During the Qajar period, the notion of capital is linked to that of international relations . It is therefore defined as an open door abroad or even better, as the door of the West. Tehran was in 1907 a commercial hub to Russia, Istanbul and Europe
With the seizure of power by Reza Khan and the appearance of the Pahlavi dynasty, Tehran strongly grows following the establishment of a modern national state by Reza Shah. The latter, influenced by the modernity of Western countries, wants not only a modern capital, but also a modern and prosperous country. This is why he is ordering numerous projects including the construction of factories, railway stations and airports at Dooshan Tappeh and Ghaleh Morghi and the University of Tehran. This era is then considered as that of the modernization of Tehran.

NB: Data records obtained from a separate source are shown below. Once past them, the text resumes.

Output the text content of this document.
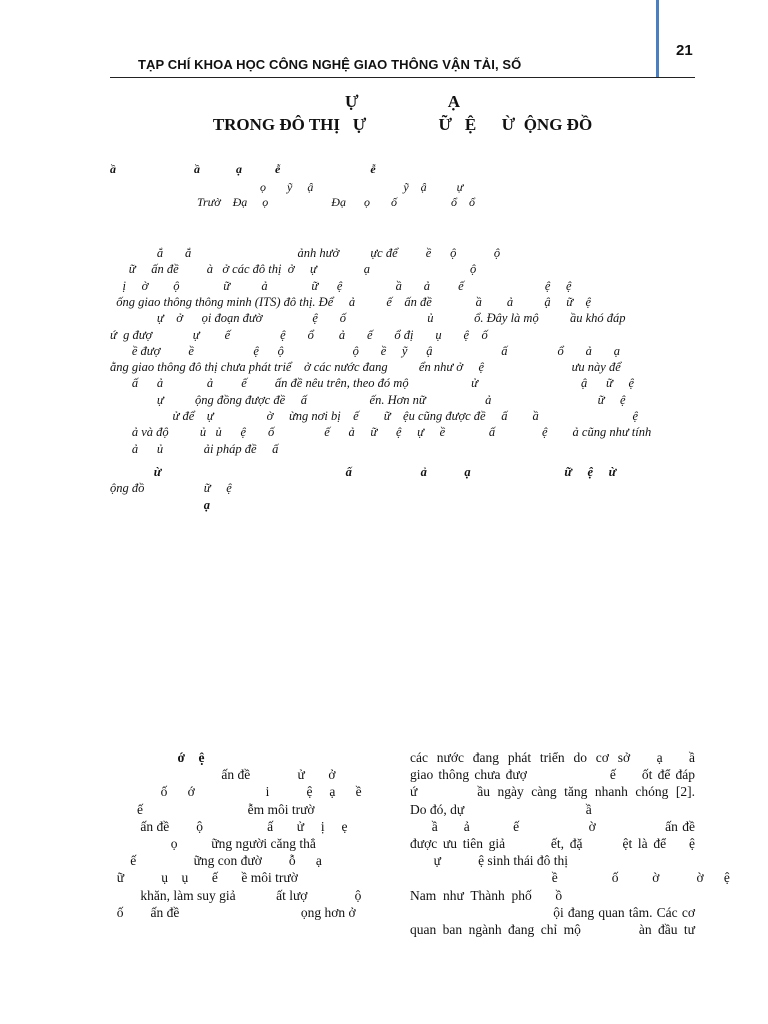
21
TẠP CHÍ KHOA HỌC CÔNG NGHỆ GIAO THÔNG VẬN TẢI, SỐ
Ự                     Ạ
TRONG ĐÔ THỊ   Ự                 Ữ   Ệ      Ừ  ỘNG ĐỒ
ầ                          ầ            ạ           ễ                              ễ
ọ       ỹ     ậ                              ỹ    ậ          ự
Trườ    Đạ     ọ                     Đạ      ọ       ố                  ổ    ổ
ắ       ắ                                  ảnh hưở          ực để         ề      ộ            ộ
ữ     ấn đề         à   ở các đô thị  ở     ự               ạ                                ộ
ị     ờ        ộ              ữ          ả              ữ      ệ                 ầ       ả         ế                          ệ     ệ
ống giao thông thông minh (ITS) đô thị. Để     ả          ế    ấn đề              ầ        ả          ậ     ữ    ệ
ự    ở      ọi đoạn đườ                ệ       ố                          ủ             ổ. Đây là mộ          ầu khó đáp
ứ  g đượ             ự        ế                ệ       ổ        ả       ế       ổ đị       ụ       ệ    ố
ề đượ         ề                   ệ      ộ                      ộ       ề     ỹ      ậ                      ấ                ổ       ả       ạ
ằng giao thông đô thị chưa phát triể    ở các nước đang          ển như ở     ệ                            ưu này để
ấ      ả              ả         ế         ấn đề nêu trên, theo đó mộ                    ử                                 ậ      ữ     ệ
ự          ộng đồng được đề     ấ                    ến. Hơn nữ                   ả                                  ữ     ệ
ử để    ự                 ờ     ừng nơi bị    ế        ữ    ệu cũng được đề     ấ        ầ                              ệ
ả và độ          ủ   ủ      ệ       ố                ế      ả     ữ      ệ     ự     ề              ấ               ệ        ả cũng như tính
ả      ủ             ải pháp đề     ấ
ừ                                                           ấ                      ả            ạ                              ữ     ệ     ừ
ộng đồ                   ữ     ệ
ạ
ớ    ệ
ấn đề              ử       ở
ố      ớ                     i           ệ     ạ      ề
ế                               ễm môi trườ
ấn đề        ộ                   ấ       ử     ị     ẹ
ọ          ững người căng thẳ
ế                 ững con đườ        ỗ      ạ
ữ           ụ    ụ       ế       ề môi trườ
khăn, làm suy giả            ất lượ              ộ
ố        ấn đề                                    ọng hơn ở
các nước đang phát triển do cơ sở   ạ   ầ
giao thông chưa đượ                ế     ốt để đáp
ứ        ầu ngày càng tăng nhanh chóng [2].
Do đó, dự                                    ầ
ầ      ả          ế                ờ                ấn đề
được ưu tiên giả        ết, đặ       ệt là để    ệ
ự           ệ sinh thái đô thị
ề                ố          ờ           ờ      ệ
Nam  như  Thành  phố       ồ
ội đang quan tâm. Các cơ
quan ban ngành đang chỉ mộ         àn đầu tư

In one hundred years, this city has undergone intense changes, the most remarkable of which is perhaps its demographic evolution and "this new demographic dimension only gives more weight to the essential function of this city as bridge of modernity".
According to some sociologists, the Islamic Revolution provoked the desecration of Tehran. Thus, the crisis of this city would have been triggered "by the disappearance of the top of the social pyramid" or by the impossibility to develop on "the vertical axis of the social promotion". The absence of a policy of public facilities, particularly transport, as well as long-term urban planning, would have made Teheran lose "its identity and its dynamic of social promotion".